Victor I

Victor I

pope from 185 to 197, or from 187 to about 200, was an African by birth and a hot-blooded character. He is noted for the part he took in the dispute with the Quartodecimanians of Asia Minor about the observance of Easter. He wrote a letter to Polycrates of Ephesus demanding that he should conform to the Occidental rule respecting Easter, on pain of excommunication in case of refusal; and when Polycrates declined, he severed ecclesiastical relations with that bishop and the churches of Asia Minor by which Polycrates was supported. The opposition of many Western ecclesiastics to such measures, however, compelled Victor to recede from his arbitrary position. The eventual result of the whole dispute was the prevalence of the Western theory of Easter. SEE EASTER CONTROVERSIES. Victor participated also in the beginnings of the Monarchian controversy by expelling from the Church the Dynamistic Monarchian Theodotus the Tanner (ὁ σκυτεύς), who denied the deity of Christ.
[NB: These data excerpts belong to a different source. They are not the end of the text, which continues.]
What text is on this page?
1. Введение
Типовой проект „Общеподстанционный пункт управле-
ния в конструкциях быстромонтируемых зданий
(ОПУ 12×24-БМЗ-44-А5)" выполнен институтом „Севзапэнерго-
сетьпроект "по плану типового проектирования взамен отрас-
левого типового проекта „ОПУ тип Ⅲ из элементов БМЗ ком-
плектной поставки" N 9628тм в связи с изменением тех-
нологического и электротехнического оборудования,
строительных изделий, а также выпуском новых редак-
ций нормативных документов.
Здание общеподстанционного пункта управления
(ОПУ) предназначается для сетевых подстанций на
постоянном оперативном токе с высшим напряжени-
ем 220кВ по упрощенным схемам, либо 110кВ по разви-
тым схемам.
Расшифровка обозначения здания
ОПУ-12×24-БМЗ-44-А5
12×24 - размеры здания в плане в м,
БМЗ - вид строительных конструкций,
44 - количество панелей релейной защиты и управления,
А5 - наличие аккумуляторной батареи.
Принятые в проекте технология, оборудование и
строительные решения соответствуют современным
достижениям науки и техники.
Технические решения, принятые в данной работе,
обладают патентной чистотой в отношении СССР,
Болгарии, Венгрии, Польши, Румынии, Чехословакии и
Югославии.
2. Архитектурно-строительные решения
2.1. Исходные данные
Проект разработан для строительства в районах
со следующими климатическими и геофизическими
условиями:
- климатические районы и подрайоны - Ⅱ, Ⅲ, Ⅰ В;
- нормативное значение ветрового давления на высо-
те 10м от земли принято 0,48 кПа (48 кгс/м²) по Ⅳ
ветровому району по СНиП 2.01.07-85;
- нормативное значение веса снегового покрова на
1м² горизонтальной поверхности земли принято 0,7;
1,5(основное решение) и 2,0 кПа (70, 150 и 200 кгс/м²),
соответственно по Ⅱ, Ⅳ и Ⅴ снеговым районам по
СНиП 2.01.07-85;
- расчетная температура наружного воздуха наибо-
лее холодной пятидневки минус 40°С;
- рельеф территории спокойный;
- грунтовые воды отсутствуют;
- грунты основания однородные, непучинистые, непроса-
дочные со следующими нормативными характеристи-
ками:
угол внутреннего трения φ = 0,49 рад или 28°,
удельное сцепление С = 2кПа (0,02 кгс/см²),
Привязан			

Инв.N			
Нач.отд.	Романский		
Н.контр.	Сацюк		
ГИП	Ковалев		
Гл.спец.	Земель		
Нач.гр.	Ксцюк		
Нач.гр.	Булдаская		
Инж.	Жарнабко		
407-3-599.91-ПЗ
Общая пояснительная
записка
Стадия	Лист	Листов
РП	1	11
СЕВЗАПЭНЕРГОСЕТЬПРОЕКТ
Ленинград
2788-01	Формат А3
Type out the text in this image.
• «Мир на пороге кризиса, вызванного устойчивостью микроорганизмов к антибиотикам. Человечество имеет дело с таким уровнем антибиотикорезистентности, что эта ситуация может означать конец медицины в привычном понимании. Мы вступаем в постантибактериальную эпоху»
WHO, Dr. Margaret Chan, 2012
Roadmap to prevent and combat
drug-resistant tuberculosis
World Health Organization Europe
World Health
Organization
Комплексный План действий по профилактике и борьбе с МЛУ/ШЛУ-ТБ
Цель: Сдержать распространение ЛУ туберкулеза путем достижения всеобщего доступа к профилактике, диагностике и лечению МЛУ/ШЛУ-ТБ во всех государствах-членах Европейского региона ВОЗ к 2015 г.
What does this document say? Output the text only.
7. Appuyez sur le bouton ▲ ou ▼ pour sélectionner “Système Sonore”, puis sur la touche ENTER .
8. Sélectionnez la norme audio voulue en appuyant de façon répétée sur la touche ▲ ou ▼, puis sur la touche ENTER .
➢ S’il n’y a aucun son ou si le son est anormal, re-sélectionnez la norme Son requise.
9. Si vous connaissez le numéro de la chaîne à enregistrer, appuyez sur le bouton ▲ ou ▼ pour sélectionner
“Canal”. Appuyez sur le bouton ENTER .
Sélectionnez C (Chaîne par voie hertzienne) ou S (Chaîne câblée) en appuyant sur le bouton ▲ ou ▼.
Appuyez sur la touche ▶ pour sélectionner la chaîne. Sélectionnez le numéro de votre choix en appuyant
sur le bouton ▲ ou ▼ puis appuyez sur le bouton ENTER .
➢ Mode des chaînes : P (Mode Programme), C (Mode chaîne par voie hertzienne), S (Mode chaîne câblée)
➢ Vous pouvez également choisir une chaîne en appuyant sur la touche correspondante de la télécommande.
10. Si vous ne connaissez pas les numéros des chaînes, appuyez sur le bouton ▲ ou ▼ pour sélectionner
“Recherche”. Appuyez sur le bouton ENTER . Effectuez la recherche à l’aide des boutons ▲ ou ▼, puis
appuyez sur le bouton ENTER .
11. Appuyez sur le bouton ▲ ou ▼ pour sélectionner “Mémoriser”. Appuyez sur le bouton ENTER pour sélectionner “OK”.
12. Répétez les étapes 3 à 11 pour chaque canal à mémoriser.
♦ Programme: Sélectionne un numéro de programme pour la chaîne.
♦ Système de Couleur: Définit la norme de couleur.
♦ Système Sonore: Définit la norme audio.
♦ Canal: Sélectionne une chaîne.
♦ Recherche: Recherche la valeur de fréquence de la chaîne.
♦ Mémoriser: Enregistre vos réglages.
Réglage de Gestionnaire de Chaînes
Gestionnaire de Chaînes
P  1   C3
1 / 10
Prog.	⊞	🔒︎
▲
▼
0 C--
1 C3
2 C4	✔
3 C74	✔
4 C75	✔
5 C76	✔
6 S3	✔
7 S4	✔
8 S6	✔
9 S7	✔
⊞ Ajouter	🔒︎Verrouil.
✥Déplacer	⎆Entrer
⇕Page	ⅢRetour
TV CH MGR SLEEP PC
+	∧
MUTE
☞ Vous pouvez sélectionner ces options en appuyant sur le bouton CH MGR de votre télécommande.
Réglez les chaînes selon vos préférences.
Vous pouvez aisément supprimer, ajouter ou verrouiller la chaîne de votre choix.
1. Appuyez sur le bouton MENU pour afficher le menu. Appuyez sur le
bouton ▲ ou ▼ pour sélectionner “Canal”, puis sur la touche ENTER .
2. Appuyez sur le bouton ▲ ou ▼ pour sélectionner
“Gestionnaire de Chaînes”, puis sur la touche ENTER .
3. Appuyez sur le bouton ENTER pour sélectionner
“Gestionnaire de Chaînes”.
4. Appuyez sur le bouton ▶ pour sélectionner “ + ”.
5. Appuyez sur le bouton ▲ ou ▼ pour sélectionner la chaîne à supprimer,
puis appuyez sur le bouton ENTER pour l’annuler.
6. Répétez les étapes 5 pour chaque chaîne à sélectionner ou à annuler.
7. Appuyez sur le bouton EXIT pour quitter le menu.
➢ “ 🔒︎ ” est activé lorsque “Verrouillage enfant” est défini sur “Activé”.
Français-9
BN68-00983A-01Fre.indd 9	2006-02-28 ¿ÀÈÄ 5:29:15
This step gave rise to the sect of Theodotianists; which existed for a time in Rome. Certain expressions used by Tertullian (Adv. Praxeam, c. 1; App. ad Libr. de Praescript. c. 53) would seem to indicate that Victor was disposed to favor the views of Praxeas (q.v.) and the Patripassians (q.v.),. which were the direct opposite of the notions entertained by the Ebionizing Dynamists. See Eusebius, Hist. Eccles. 5, 22-28.